アルミも技術革新で鉄のような強度に
協業には結びついていないが、大学の研究室では、将来有望な基礎研究が進行している。そんな一つの例を松谷卓也は語る。
「芝浦工業大学、芹澤愛先生の芹澤研究室では、中低温・高圧の水蒸気でアルミニウムを表面処理すると、水酸化物の皮膜でコーティングされ、腐食の進行が100~1000分の1になり、同時に強度も2倍になるという研究が進んでいます。これが実用化されると、鉄が主体だった自動車の材料もアルミなどの軽金属に置き換わっていく。自動車の燃費効率が向上し、二酸化炭素の排出量が削減につながります」
一方で欧米に比べ、日本のイノベーションが脆弱というのも現実である。既得権益に固執することで技術革新が阻害され、その結果、労働生産力が低い。給料が上がらない。

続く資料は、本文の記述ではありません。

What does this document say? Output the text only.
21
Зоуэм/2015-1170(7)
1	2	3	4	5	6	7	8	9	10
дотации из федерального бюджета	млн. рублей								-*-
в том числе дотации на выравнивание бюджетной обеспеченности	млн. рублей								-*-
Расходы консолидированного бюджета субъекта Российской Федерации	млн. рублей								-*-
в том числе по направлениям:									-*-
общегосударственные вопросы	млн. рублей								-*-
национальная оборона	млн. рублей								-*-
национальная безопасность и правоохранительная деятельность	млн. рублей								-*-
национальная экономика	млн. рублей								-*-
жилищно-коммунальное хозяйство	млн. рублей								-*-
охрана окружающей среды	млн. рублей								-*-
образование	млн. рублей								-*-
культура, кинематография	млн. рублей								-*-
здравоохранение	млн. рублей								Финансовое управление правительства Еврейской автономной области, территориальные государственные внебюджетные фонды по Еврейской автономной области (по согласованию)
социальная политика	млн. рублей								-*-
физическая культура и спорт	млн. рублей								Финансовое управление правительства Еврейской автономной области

国力低下を招いているという指摘が議論されている。
実は東京は協業に最適な環境都市
松谷卓也はその点を踏まえて、言葉にする。
「日本は企業と大学の研究室との人の交流とか、企業間の人の交わり、あるいは転職も含めて人材の流動性が低い。欧米に比べ各セクターが閉鎖されていて交わりが少ないので、マインド的にも社会の仕組み的にも、既存の産業構造を変えようとするダイナミズムが生まれにくい。

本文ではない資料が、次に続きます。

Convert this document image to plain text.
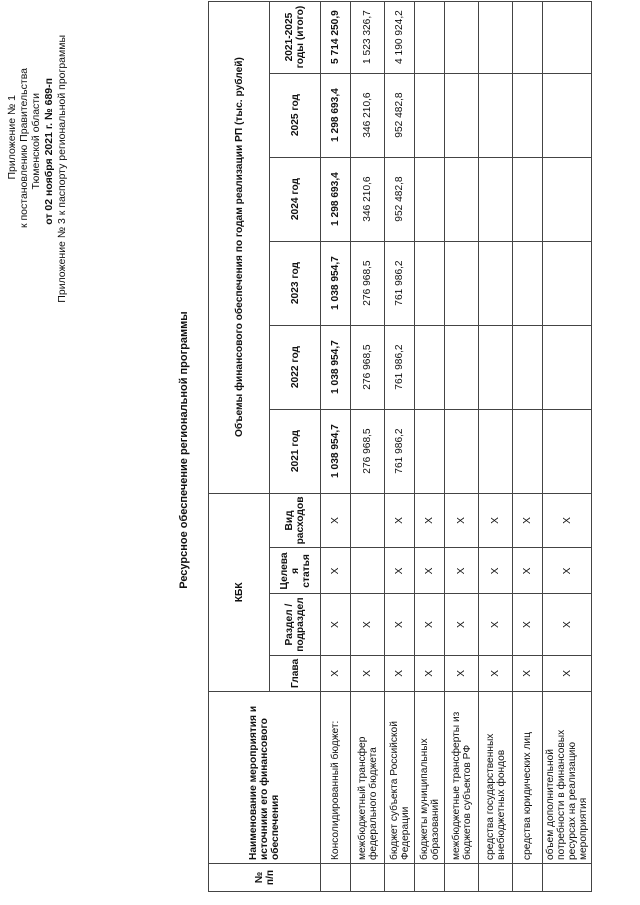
Приложение № 1 к постановлению Правительства Тюменской области от 02 ноября 2021 г. № 689-п Приложение № 3 к паспорту региональной программы
Ресурсное обеспечение региональной программы
№ п/п	Наименование мероприятия и источники его финансового обеспечения	КБК				Объемы финансового обеспечения по годам реализации РП (тыс. рублей)					
		Глава	Раздел / подраздел	Целева я статья	Вид расходов	2021 год	2022 год	2023 год	2024 год	2025 год	2021-2025 годы (итого)
	Консолидированный бюджет:	X	X	X	X	1 038 954,7	1 038 954,7	1 038 954,7	1 298 693,4	1 298 693,4	5 714 250,9
	межбюджетный трансфер федерального бюджета	X	X			276 968,5	276 968,5	276 968,5	346 210,6	346 210,6	1 523 326,7
	бюджет субъекта Российской Федерации	X	X	X	X	761 986,2	761 986,2	761 986,2	952 482,8	952 482,8	4 190 924,2
	бюджеты муниципальных образований	X	X	X	X						
	межбюджетные трансферты из бюджетов субъектов РФ	X	X	X	X						
	средства государственных внебюджетных фондов	X	X	X	X						
	средства юридических лиц	X	X	X	X						
	объем дополнительной потребности в финансовых ресурсах на реализацию мероприятия	X	X	X	X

日本では社会的に成功すると、妬まれたりバッシングを受けたりする風潮がありますね。日本は大きな組織を守ろうとする力が強いのでしょう。
でも日本の強みはモノ作りです。モノ作りにイノベーションは必要不可欠です」
近未来は“モノのインターネット”と称されるIOTが飛躍的に進化する。モノとインターネットの融合は、モノ作りに長けた日本にとって、好機といっていい。
ILSに参加するスタートアップは約850社。スタートアップと大手企業との協業は加速するだろう。
日本は、東京は本来、イノベーションの先頭を走っていてもおかしくない都市だと、松谷卓也は語る。
「東京は日本の大企業の本社が集中する世界でも類を見ない都市です。スタートアップと大企業が出会いミーティングをし、協業によって新しいものを生み出すには絶好の場所なんですよ」
既得権益への固執、各セクターの人的な流動性の低さ、大きな組織を守ろうとする保守的な傾向――、それら固い殻の中に、実は日本人のイノベーション、技術革新は詰まっている。
待ったなしで、殻を破らなければならない、日本は今、そんな局面に立たされているのだが――。